Rome shivered in the throes of abject terror. People whispered in groups along the thoroughfares, hardly daring to raise their voices, and many asserted that the Antichrist had returned once more to earth and that the End of Time was nigh. Like a dread foreboding of evil it gripped Tristan's soul.
And day and night interminable processions of hermits and monks traversed the city with crosses and banners and smouldering incense. Their chants could be heard from the ancient Flaminian to the Appian Gate.
Once more the shades of evening laid their cool touch upon the city's fevered brow, and as the distant hills rose into a black mass against the sunset two figures emerged on the battlements of the Emperor's Tomb and gazed down on the dimmed outlines of the Pontifical City.
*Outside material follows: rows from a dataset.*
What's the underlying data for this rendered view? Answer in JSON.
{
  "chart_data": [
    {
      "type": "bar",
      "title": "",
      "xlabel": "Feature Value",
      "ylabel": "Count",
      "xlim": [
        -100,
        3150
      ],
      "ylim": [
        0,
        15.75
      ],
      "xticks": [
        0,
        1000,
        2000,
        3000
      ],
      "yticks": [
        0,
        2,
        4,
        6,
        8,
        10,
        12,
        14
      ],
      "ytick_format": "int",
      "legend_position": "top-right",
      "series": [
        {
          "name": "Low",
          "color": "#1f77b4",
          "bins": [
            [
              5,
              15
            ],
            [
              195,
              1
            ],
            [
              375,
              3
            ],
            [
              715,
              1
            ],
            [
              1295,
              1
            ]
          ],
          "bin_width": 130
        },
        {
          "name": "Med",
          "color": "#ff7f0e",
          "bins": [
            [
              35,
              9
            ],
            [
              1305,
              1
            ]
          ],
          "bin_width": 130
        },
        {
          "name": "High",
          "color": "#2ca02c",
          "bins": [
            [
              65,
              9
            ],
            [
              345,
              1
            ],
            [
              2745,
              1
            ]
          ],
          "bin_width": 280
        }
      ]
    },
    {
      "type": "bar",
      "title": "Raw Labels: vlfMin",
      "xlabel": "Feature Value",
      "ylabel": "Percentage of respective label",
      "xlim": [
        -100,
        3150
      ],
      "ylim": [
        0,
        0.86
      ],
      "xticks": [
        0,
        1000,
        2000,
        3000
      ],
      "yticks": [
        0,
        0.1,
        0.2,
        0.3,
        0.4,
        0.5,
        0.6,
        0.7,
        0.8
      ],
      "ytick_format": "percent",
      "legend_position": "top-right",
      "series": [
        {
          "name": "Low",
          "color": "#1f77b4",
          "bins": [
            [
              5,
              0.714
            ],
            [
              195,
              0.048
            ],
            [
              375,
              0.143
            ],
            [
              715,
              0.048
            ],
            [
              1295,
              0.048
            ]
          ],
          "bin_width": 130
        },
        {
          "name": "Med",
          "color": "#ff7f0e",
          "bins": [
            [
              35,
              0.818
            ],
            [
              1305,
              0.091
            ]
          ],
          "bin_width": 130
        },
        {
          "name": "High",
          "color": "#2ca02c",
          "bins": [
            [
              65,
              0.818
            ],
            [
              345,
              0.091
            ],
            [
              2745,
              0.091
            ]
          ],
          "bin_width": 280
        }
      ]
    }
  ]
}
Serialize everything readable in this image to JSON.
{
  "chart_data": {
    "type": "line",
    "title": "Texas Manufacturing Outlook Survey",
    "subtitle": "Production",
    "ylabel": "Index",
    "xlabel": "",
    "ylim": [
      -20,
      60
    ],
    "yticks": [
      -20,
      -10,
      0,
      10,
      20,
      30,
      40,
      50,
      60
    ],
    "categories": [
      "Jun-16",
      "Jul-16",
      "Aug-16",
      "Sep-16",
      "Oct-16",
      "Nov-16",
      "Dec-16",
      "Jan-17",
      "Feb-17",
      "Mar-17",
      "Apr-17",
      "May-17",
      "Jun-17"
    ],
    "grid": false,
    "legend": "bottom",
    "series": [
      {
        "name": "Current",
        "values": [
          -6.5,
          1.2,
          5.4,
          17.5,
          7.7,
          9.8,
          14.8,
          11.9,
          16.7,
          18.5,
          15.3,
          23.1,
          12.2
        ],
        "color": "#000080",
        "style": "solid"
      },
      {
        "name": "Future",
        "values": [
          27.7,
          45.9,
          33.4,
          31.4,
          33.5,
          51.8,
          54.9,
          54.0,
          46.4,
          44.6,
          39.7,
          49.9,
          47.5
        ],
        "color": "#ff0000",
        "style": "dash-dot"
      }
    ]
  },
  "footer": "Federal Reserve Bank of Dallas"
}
Before them lay a prospect fit to rouse in the hearts of all who knew its history an indescribable emotion. There, before them, lay the broad field of Rome, whereon the first ominous activities of the Old World's conquerors had been enacted. There in the mellow light of eve, lay the Latin land, once popular and rich beyond all quarters of the earth since the plain of Babylon became a desert, and now no less deserted and forlorn. And from the height from which these two looked down upon it, its shallow hills and ridges were truly minimized to the aspect of one mighty plain, increasing the vast sense of desolation. Rome—Rome alone—denied the melancholy story of disaster, utter and complete, the work of Goth and Hun and of malarial terror.
But now over all this solemn prospect was the luminous blue light of evening, fading to violet and palest yellow in the farthest west, where lay the Tyrrhene Sea.